Issues with Java ArrayList handling streaming data

In my master project called "index processing for complex event detection", I create several data structure to temporarily store and processing streaming data.
I only used data structure implementations provided by JDK 1.4.2 once, but that's where problems occurred. There's a module in my prototype system where a time window is defined and simple events in this window are stored in memory for later processing. The data structure for storing such information is very simple, so I just used ArrayList (It is commented by Java as the fastest list implementation).

During prototype system evaluation, "ArrayIndexOutOfBound" exception frequently appeared in run-time. I checked my code and made sure that everything was OK. According to Java API Specification, ArrayList is supposed to grow automatically. But why is there such an error?
I decreased the generation rate of streaming data, the exception disappeared. After I gradually increased the rate, the exception appeared again, which indicates that there must be something wrong with the automated growth of ArrayList.

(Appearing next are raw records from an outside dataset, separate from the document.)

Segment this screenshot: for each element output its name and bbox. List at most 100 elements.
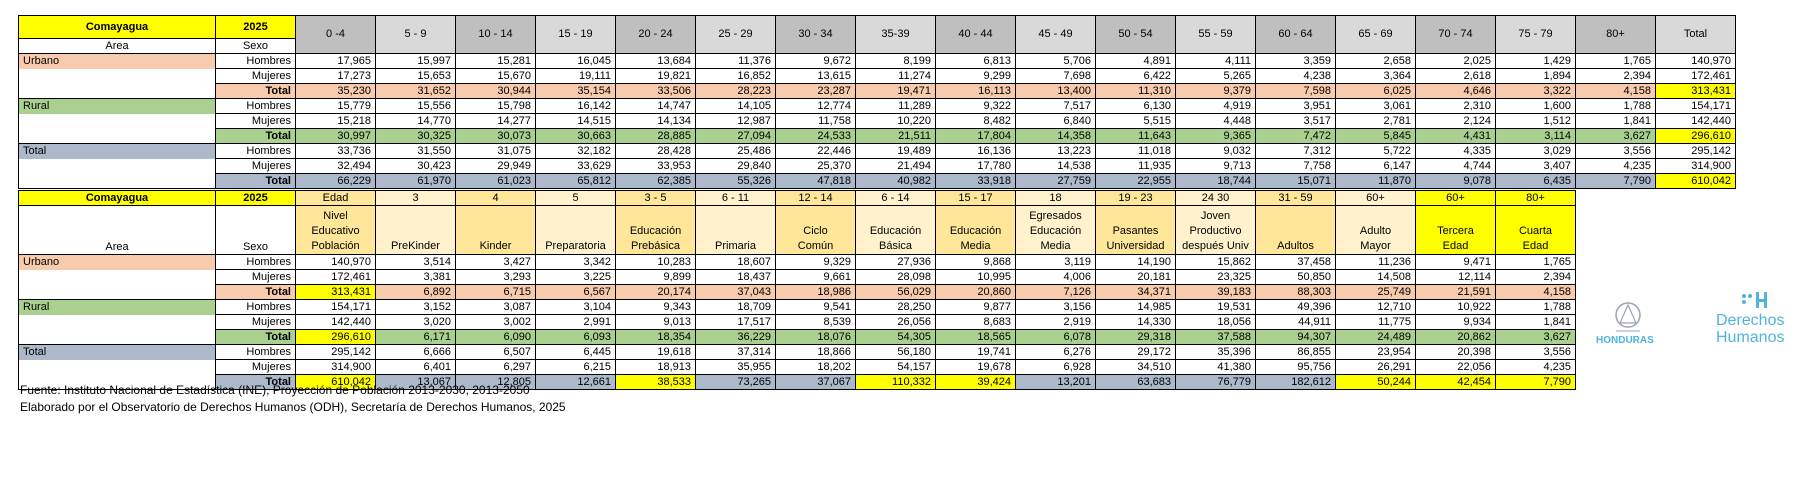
t2-value-cell: 6,093 xyxy=(535,329,616,345)
table-row: Mujeres 172,461 3,381 3,293 3,225 9,899 18,437… xyxy=(18,269,1576,285)
t1-value-cell: 21,494 xyxy=(855,158,936,174)
t1-value-cell: 5,515 xyxy=(1095,113,1176,129)
t1-value-cell: 4,111 xyxy=(1175,53,1256,69)
t2-value-cell: 37,458 xyxy=(1255,254,1336,270)
table-row: Total 313,431 6,892 6,715 6,567 20,174 37,043 1… xyxy=(18,284,1576,300)
t2-area-cell xyxy=(18,284,216,300)
t1-value-cell: 11,870 xyxy=(1335,173,1416,189)
t1-value-cell: 1,429 xyxy=(1495,53,1576,69)
t1-value-cell: 2,781 xyxy=(1335,113,1416,129)
t2-value-cell: 10,922 xyxy=(1415,299,1496,315)
t1-sex-cell: Hombres xyxy=(215,98,296,114)
t1-area-cell xyxy=(18,128,216,144)
t1-value-cell: 5,265 xyxy=(1175,68,1256,84)
t1-age-header: 30 - 34 xyxy=(775,15,856,54)
t1-value-cell: 11,274 xyxy=(855,68,936,84)
t1-value-cell: 10,220 xyxy=(855,113,936,129)
t1-year-cell: 2025 xyxy=(215,15,296,39)
t2-value-cell: 9,013 xyxy=(615,314,696,330)
t1-value-cell: 30,073 xyxy=(455,128,536,144)
t2-value-cell: 26,056 xyxy=(855,314,936,330)
t1-value-cell: 11,758 xyxy=(775,113,856,129)
t2-value-cell: 8,539 xyxy=(775,314,856,330)
t1-value-cell: 9,299 xyxy=(935,68,1016,84)
t1-value-cell: 30,944 xyxy=(455,83,536,99)
t1-value-cell: 8,482 xyxy=(935,113,1016,129)
t2-value-cell: 3,225 xyxy=(535,269,616,285)
t2-value-cell: 56,029 xyxy=(855,284,936,300)
t2-age-header: 6 - 11 xyxy=(695,190,776,206)
t1-value-cell: 33,629 xyxy=(535,158,616,174)
t2-value-cell: 10,995 xyxy=(935,269,1016,285)
t2-value-cell: 24,489 xyxy=(1335,329,1416,345)
t1-value-cell: 314,900 xyxy=(1655,158,1736,174)
t1-value-cell: 27,759 xyxy=(1015,173,1096,189)
t2-value-cell: 4,006 xyxy=(1015,269,1096,285)
t1-value-cell: 13,400 xyxy=(1015,83,1096,99)
t2-value-cell: 34,510 xyxy=(1095,359,1176,375)
t1-value-cell: 29,949 xyxy=(455,158,536,174)
t2-value-cell: 12,710 xyxy=(1335,299,1416,315)
t1-value-cell: 9,322 xyxy=(935,98,1016,114)
t1-sex-cell: Mujeres xyxy=(215,158,296,174)
t1-value-cell: 9,032 xyxy=(1175,143,1256,159)
t2-value-cell: 20,181 xyxy=(1095,269,1176,285)
t1-value-cell: 3,114 xyxy=(1495,128,1576,144)
t1-age-header: 60 - 64 xyxy=(1255,15,1336,54)
t1-age-header: 25 - 29 xyxy=(695,15,776,54)
t1-value-cell: 12,774 xyxy=(775,98,856,114)
t2-level-line xyxy=(620,209,691,224)
t2-value-cell: 182,612 xyxy=(1255,374,1336,390)
t2-level-header: Cuarta Edad xyxy=(1495,205,1576,255)
t2-value-cell: 4,235 xyxy=(1495,359,1576,375)
t2-sexo-label: Sexo xyxy=(242,241,269,253)
t2-value-cell: 9,868 xyxy=(935,254,1016,270)
t2-level-line: Media xyxy=(1040,240,1071,252)
t2-age-header: 3 - 5 xyxy=(615,190,696,206)
t1-value-cell: 13,615 xyxy=(775,68,856,84)
derechos-humanos-logo: Derechos Humanos xyxy=(1710,290,1800,350)
t2-value-cell: 20,174 xyxy=(615,284,696,300)
t2-value-cell: 172,461 xyxy=(295,269,376,285)
t1-value-cell: 17,273 xyxy=(295,68,376,84)
t1-value-cell: 6,840 xyxy=(1015,113,1096,129)
t1-value-cell: 23,287 xyxy=(775,83,856,99)
t1-sex-cell: Hombres xyxy=(215,143,296,159)
table-row: Rural Hombres 154,171 3,152 3,087 3,104 9,343 1… xyxy=(18,299,1576,315)
t2-level-header: Joven Productivo después Univ xyxy=(1175,205,1256,255)
t1-value-cell: 28,223 xyxy=(695,83,776,99)
t2-value-cell: 3,020 xyxy=(375,314,456,330)
t2-value-cell: 35,396 xyxy=(1175,344,1256,360)
t1-value-cell: 11,376 xyxy=(695,53,776,69)
t2-level-line xyxy=(1100,209,1171,224)
t2-level-line: Común xyxy=(797,240,834,252)
t1-value-cell: 31,075 xyxy=(455,143,536,159)
t1-value-cell: 14,747 xyxy=(615,98,696,114)
t2-value-cell: 3,152 xyxy=(375,299,456,315)
t2-value-cell: 6,171 xyxy=(375,329,456,345)
table-row: Total 610,042 13,067 12,805 12,661 38,533 73,2… xyxy=(18,374,1576,390)
t2-level-header: Ciclo Común xyxy=(775,205,856,255)
t1-value-cell: 21,511 xyxy=(855,128,936,144)
t2-level-line xyxy=(1340,209,1411,224)
t2-level-header: Tercera Edad xyxy=(1415,205,1496,255)
t2-value-cell: 37,588 xyxy=(1175,329,1256,345)
t2-value-cell: 28,098 xyxy=(855,269,936,285)
t1-value-cell: 6,813 xyxy=(935,53,1016,69)
t2-value-cell: 610,042 xyxy=(295,374,376,390)
t2-value-cell: 35,955 xyxy=(695,359,776,375)
t1-value-cell: 8,199 xyxy=(855,53,936,69)
t2-value-cell: 6,090 xyxy=(455,329,536,345)
t1-value-cell: 24,533 xyxy=(775,128,856,144)
t2-level-line: Mayor xyxy=(1360,240,1391,252)
table-row: Urbano Hombres 140,970 3,514 3,427 3,342 10,28… xyxy=(18,254,1576,270)
t2-level-header: Kinder xyxy=(455,205,536,255)
t2-value-cell: 142,440 xyxy=(295,314,376,330)
t2-level-header: Egresados Educación Media xyxy=(1015,205,1096,255)
t2-value-cell: 88,303 xyxy=(1255,284,1336,300)
t2-value-cell: 6,567 xyxy=(535,284,616,300)
t2-value-cell: 110,332 xyxy=(855,374,936,390)
t2-level-header: PreKinder xyxy=(375,205,456,255)
t1-value-cell: 22,955 xyxy=(1095,173,1176,189)
t2-value-cell: 19,678 xyxy=(935,359,1016,375)
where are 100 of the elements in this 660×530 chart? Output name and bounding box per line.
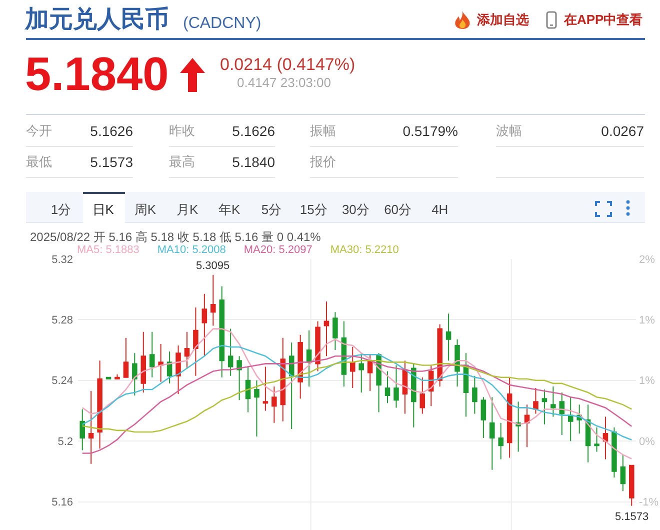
candlestick — [498, 422, 504, 460]
candlestick — [559, 392, 565, 436]
candlestick — [245, 366, 251, 413]
y-tick-label: 5.28 — [52, 314, 73, 327]
candlestick — [411, 363, 416, 428]
candlestick — [254, 380, 260, 438]
text: 30分 — [342, 201, 370, 219]
annotation: 5.3095 — [196, 260, 230, 272]
candlestick — [350, 346, 356, 388]
candlestick — [176, 344, 181, 395]
candlestick — [210, 274, 216, 326]
text: 5.1626 — [90, 122, 133, 141]
y-tick-label: 5.24 — [52, 375, 73, 388]
candlestick — [202, 293, 208, 357]
candlestick — [332, 312, 338, 351]
candlestick — [629, 464, 634, 506]
line-series — [82, 355, 632, 454]
candlestick — [568, 396, 574, 442]
candlestick — [158, 343, 164, 382]
text: 5分 — [261, 201, 282, 219]
text: 日K — [92, 201, 114, 219]
candlestick — [602, 416, 608, 460]
candlestick — [480, 396, 486, 439]
candlestick — [472, 375, 478, 414]
text: MA5: 5.1883 — [77, 244, 140, 257]
text: 振幅 — [310, 122, 336, 140]
candlestick — [149, 331, 155, 378]
text: 5.1626 — [232, 122, 275, 141]
candlestick — [612, 426, 617, 478]
text: 1分 — [50, 201, 72, 219]
text: MA10: 5.2008 — [157, 244, 226, 257]
candlestick — [620, 454, 626, 492]
text: MA20: 5.2097 — [244, 244, 312, 257]
candlestick — [324, 300, 330, 357]
text: 0.0214 (0.4147%) — [220, 55, 356, 75]
candlestick — [594, 426, 600, 452]
candlestick — [97, 360, 102, 450]
text: (CADCNY) — [183, 14, 262, 34]
candlestick — [420, 376, 426, 414]
candlestick — [114, 374, 120, 380]
candlestick — [306, 330, 312, 387]
y2-tick-label: -1% — [639, 496, 659, 509]
candlestick — [506, 376, 512, 458]
text: 5.1840 — [232, 153, 275, 172]
candlestick — [490, 396, 495, 470]
candlestick — [88, 390, 94, 464]
candlestick — [80, 408, 85, 451]
text: 周K — [134, 201, 156, 219]
candlestick — [123, 337, 129, 378]
y-tick-label: 5.2 — [58, 436, 73, 448]
line-series — [82, 360, 632, 433]
candlestick — [463, 352, 469, 418]
text: 波幅 — [496, 122, 522, 140]
candlestick — [236, 356, 242, 401]
text: 今开 — [26, 122, 52, 140]
line-series — [82, 344, 632, 441]
candlestick — [542, 388, 548, 425]
text: 15分 — [300, 201, 328, 219]
text: 0.5179% — [402, 122, 458, 141]
annotation: 5.1573 — [615, 511, 649, 523]
candlestick — [140, 331, 146, 394]
candlestick — [402, 360, 408, 414]
text: 最低 — [26, 153, 52, 171]
candlestick — [550, 386, 556, 418]
candlestick — [437, 324, 442, 387]
y2-tick-label: 1% — [639, 314, 656, 327]
y-tick-label: 5.16 — [52, 496, 73, 509]
text: 5.1840 — [25, 47, 169, 100]
text: 添加自选 — [477, 11, 529, 29]
text: 加元兑人民币 — [25, 5, 169, 35]
candlestick — [193, 307, 198, 376]
candlestick — [132, 352, 138, 396]
text: 0.0267 — [601, 122, 644, 141]
candlestick — [394, 364, 399, 408]
text: 月K — [176, 201, 198, 219]
chart-subtitle: 2025/08/22 开 5.16 高 5.18 收 5.18 低 5.16 量 0 0.41% — [30, 230, 321, 244]
y2-tick-label: 1% — [639, 375, 656, 388]
candlestick — [384, 370, 390, 404]
candlestick — [228, 328, 234, 376]
candlestick — [315, 320, 320, 372]
candlestick — [524, 404, 530, 448]
y-tick-label: 5.32 — [52, 254, 73, 266]
text: 最高 — [169, 153, 195, 171]
candlestick — [358, 352, 364, 394]
y2-tick-label: 0% — [639, 436, 656, 448]
text: 4H — [432, 201, 448, 219]
candlestick — [219, 286, 224, 378]
candlestick — [367, 354, 373, 392]
candlestick — [533, 387, 538, 414]
text: 60分 — [384, 201, 412, 219]
text: 报价 — [310, 153, 336, 171]
line-series — [82, 328, 632, 460]
text: MA30: 5.2210 — [330, 244, 399, 257]
text: 在APP中查看 — [564, 11, 643, 29]
y2-tick-label: 2% — [639, 254, 656, 266]
candlestick — [184, 331, 190, 369]
candlestick — [446, 313, 452, 362]
candlestick — [272, 386, 277, 424]
text: 5.1573 — [90, 153, 133, 172]
candlestick — [262, 366, 268, 412]
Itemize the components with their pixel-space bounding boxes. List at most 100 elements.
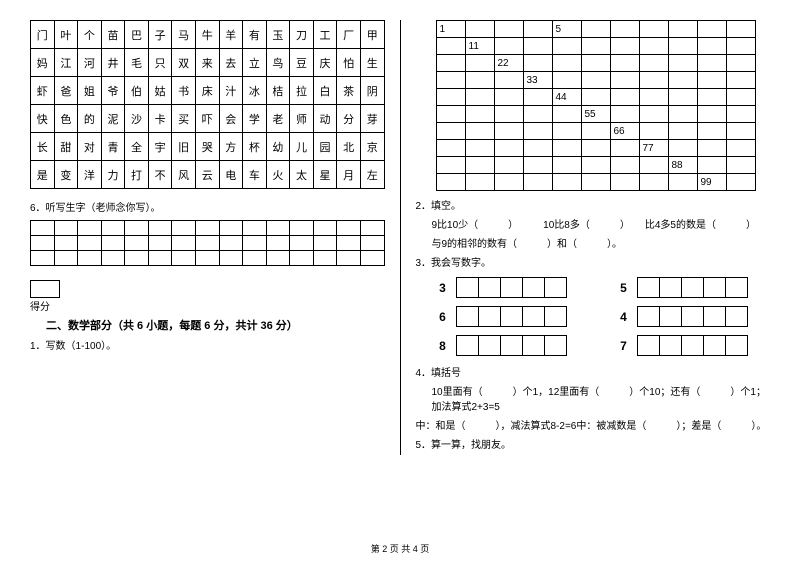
fill-cell <box>703 278 725 298</box>
num-cell <box>581 174 610 191</box>
char-cell: 变 <box>54 161 78 189</box>
fill-cell <box>456 307 478 327</box>
q2-3-label: 3．我会写数字。 <box>416 254 771 269</box>
num-cell <box>697 157 726 174</box>
blank-cell <box>219 221 243 236</box>
blank-cell <box>101 236 125 251</box>
num-cell <box>465 157 494 174</box>
char-cell: 不 <box>148 161 172 189</box>
num-cell <box>726 123 755 140</box>
fill-label: 5 <box>617 281 631 295</box>
num-cell <box>581 123 610 140</box>
num-cell <box>610 89 639 106</box>
num-cell <box>610 106 639 123</box>
char-cell: 是 <box>31 161 55 189</box>
char-cell: 马 <box>172 21 196 49</box>
num-cell <box>697 106 726 123</box>
num-cell <box>465 140 494 157</box>
num-cell <box>668 106 697 123</box>
num-cell <box>668 174 697 191</box>
num-cell <box>581 140 610 157</box>
num-cell <box>552 72 581 89</box>
char-cell: 幼 <box>266 133 290 161</box>
num-cell <box>552 157 581 174</box>
blank-cell <box>148 236 172 251</box>
q2-1-label: 1．写数（1-100）。 <box>30 337 385 352</box>
char-cell: 儿 <box>290 133 314 161</box>
char-cell: 江 <box>54 49 78 77</box>
num-cell <box>436 123 465 140</box>
num-cell <box>523 123 552 140</box>
num-cell <box>639 157 668 174</box>
char-cell: 青 <box>101 133 125 161</box>
blank-cell <box>337 221 361 236</box>
num-cell <box>610 174 639 191</box>
blank-cell <box>101 221 125 236</box>
num-cell <box>436 140 465 157</box>
char-cell: 虾 <box>31 77 55 105</box>
blank-cell <box>266 251 290 266</box>
char-cell: 有 <box>243 21 267 49</box>
blank-cell <box>54 251 78 266</box>
char-cell: 学 <box>243 105 267 133</box>
blank-cell <box>78 251 102 266</box>
char-cell: 生 <box>360 49 384 77</box>
fill-boxes <box>637 277 748 298</box>
fill-cell <box>659 278 681 298</box>
num-cell <box>726 21 755 38</box>
num-cell <box>581 89 610 106</box>
char-cell: 只 <box>148 49 172 77</box>
blank-cell <box>101 251 125 266</box>
fill-cell <box>725 278 747 298</box>
char-cell: 洋 <box>78 161 102 189</box>
fill-cell <box>725 336 747 356</box>
char-cell: 床 <box>195 77 219 105</box>
num-cell <box>436 72 465 89</box>
blank-cell <box>266 236 290 251</box>
num-cell <box>581 72 610 89</box>
char-cell: 汁 <box>219 77 243 105</box>
char-cell: 对 <box>78 133 102 161</box>
char-cell: 芽 <box>360 105 384 133</box>
blank-cell <box>172 221 196 236</box>
q2-2-label: 2．填空。 <box>416 197 771 212</box>
score-label: 得分 <box>30 302 50 313</box>
num-cell <box>552 123 581 140</box>
fill-boxes <box>456 335 567 356</box>
fill-cell <box>703 307 725 327</box>
char-cell: 井 <box>101 49 125 77</box>
char-cell: 沙 <box>125 105 149 133</box>
fill-boxes <box>637 306 748 327</box>
char-cell: 书 <box>172 77 196 105</box>
char-cell: 北 <box>337 133 361 161</box>
fill-cell <box>725 307 747 327</box>
char-cell: 茶 <box>337 77 361 105</box>
num-cell <box>697 123 726 140</box>
char-cell: 庆 <box>313 49 337 77</box>
blank-cell <box>54 221 78 236</box>
num-cell <box>494 140 523 157</box>
char-cell: 吓 <box>195 105 219 133</box>
char-cell: 牛 <box>195 21 219 49</box>
blank-cell <box>337 236 361 251</box>
fill-cell <box>456 336 478 356</box>
num-cell <box>494 89 523 106</box>
fill-cell <box>522 307 544 327</box>
num-cell: 55 <box>581 106 610 123</box>
char-cell: 爸 <box>54 77 78 105</box>
char-cell: 阴 <box>360 77 384 105</box>
num-cell <box>697 55 726 72</box>
char-cell: 师 <box>290 105 314 133</box>
num-cell <box>523 89 552 106</box>
num-cell <box>436 157 465 174</box>
char-cell: 鸟 <box>266 49 290 77</box>
num-cell <box>668 123 697 140</box>
num-cell <box>697 21 726 38</box>
dictation-grid <box>30 220 385 266</box>
num-cell <box>639 106 668 123</box>
num-cell: 1 <box>436 21 465 38</box>
blank-cell <box>313 251 337 266</box>
char-cell: 风 <box>172 161 196 189</box>
char-cell: 拉 <box>290 77 314 105</box>
num-cell: 88 <box>668 157 697 174</box>
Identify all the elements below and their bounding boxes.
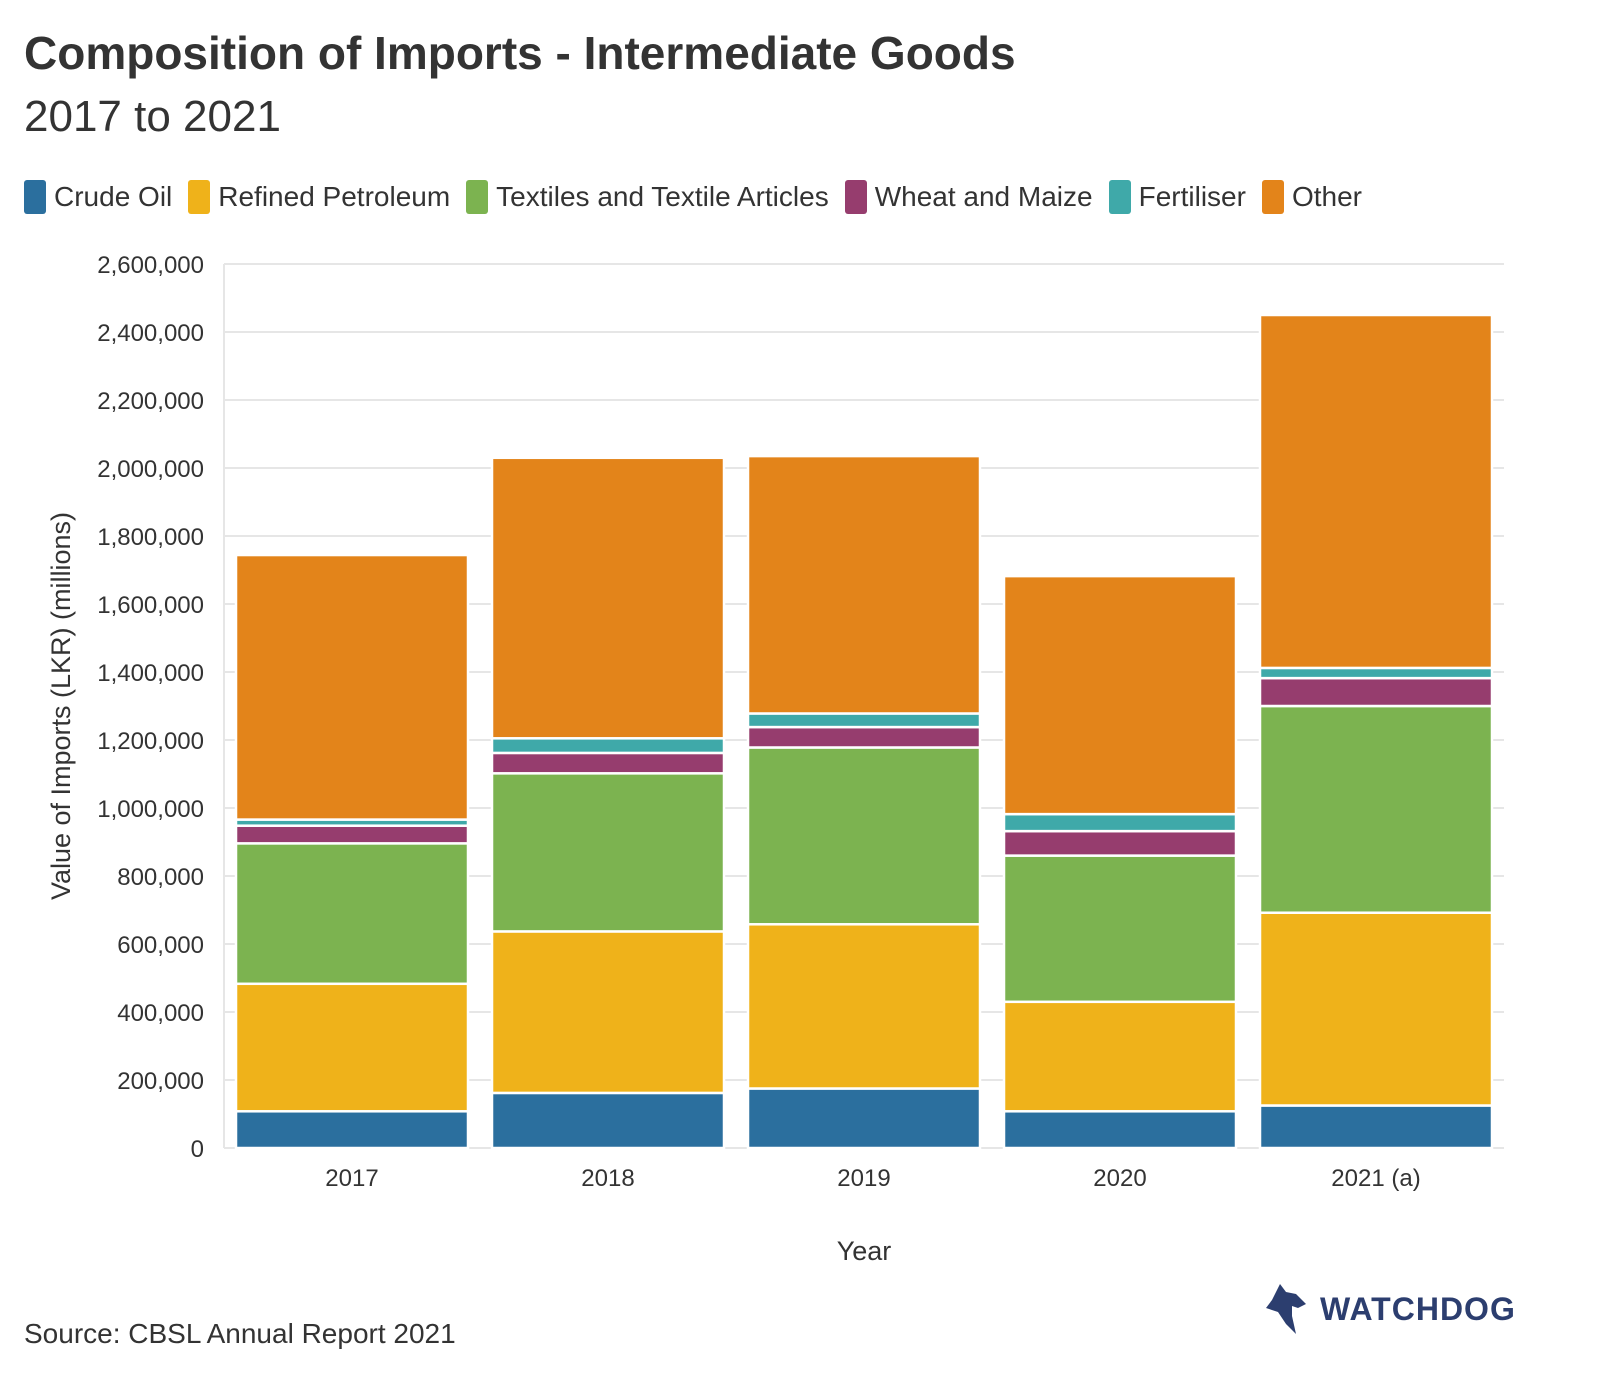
legend-item[interactable]: Other [1261, 180, 1362, 214]
x-tick-label: 2021 (a) [1331, 1165, 1420, 1192]
brand-logo: WATCHDOG [1262, 1282, 1516, 1336]
legend-swatch [1108, 180, 1131, 214]
legend-swatch [844, 180, 867, 214]
legend-swatch [466, 180, 489, 214]
y-tick-label: 600,000 [117, 932, 204, 959]
legend-label: Textiles and Textile Articles [496, 181, 829, 212]
legend-item[interactable]: Refined Petroleum [188, 180, 450, 214]
bar-segment [1258, 1104, 1494, 1150]
legend-item[interactable]: Fertiliser [1108, 180, 1246, 214]
bar-segment [746, 1087, 982, 1150]
dog-head-icon [1266, 1284, 1306, 1334]
y-axis-title: Value of Imports (LKR) (millions) [46, 512, 76, 900]
bar-segment [490, 737, 726, 755]
y-tick-label: 2,200,000 [97, 388, 204, 415]
y-tick-label: 1,400,000 [97, 660, 204, 687]
y-tick-label: 1,000,000 [97, 796, 204, 823]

Finally, I found out that the implemenation of ArrayList is not synchronized. But I'm still not sure if it will lead to the aforementioned problem during size growth.
There are 2 solutions to this situation: one is to use ensureCapacity() method to declare the minimal capacity for this ArrayList to avoid automatic resize operations when handling large amount of streaming data. The other is to wrapping the unsafe ArrayList.
For simplicity, I just tried the first alternative by giving a suitable initial capacity. The problem never occurs even when handling a more intensive data stream.

No comments: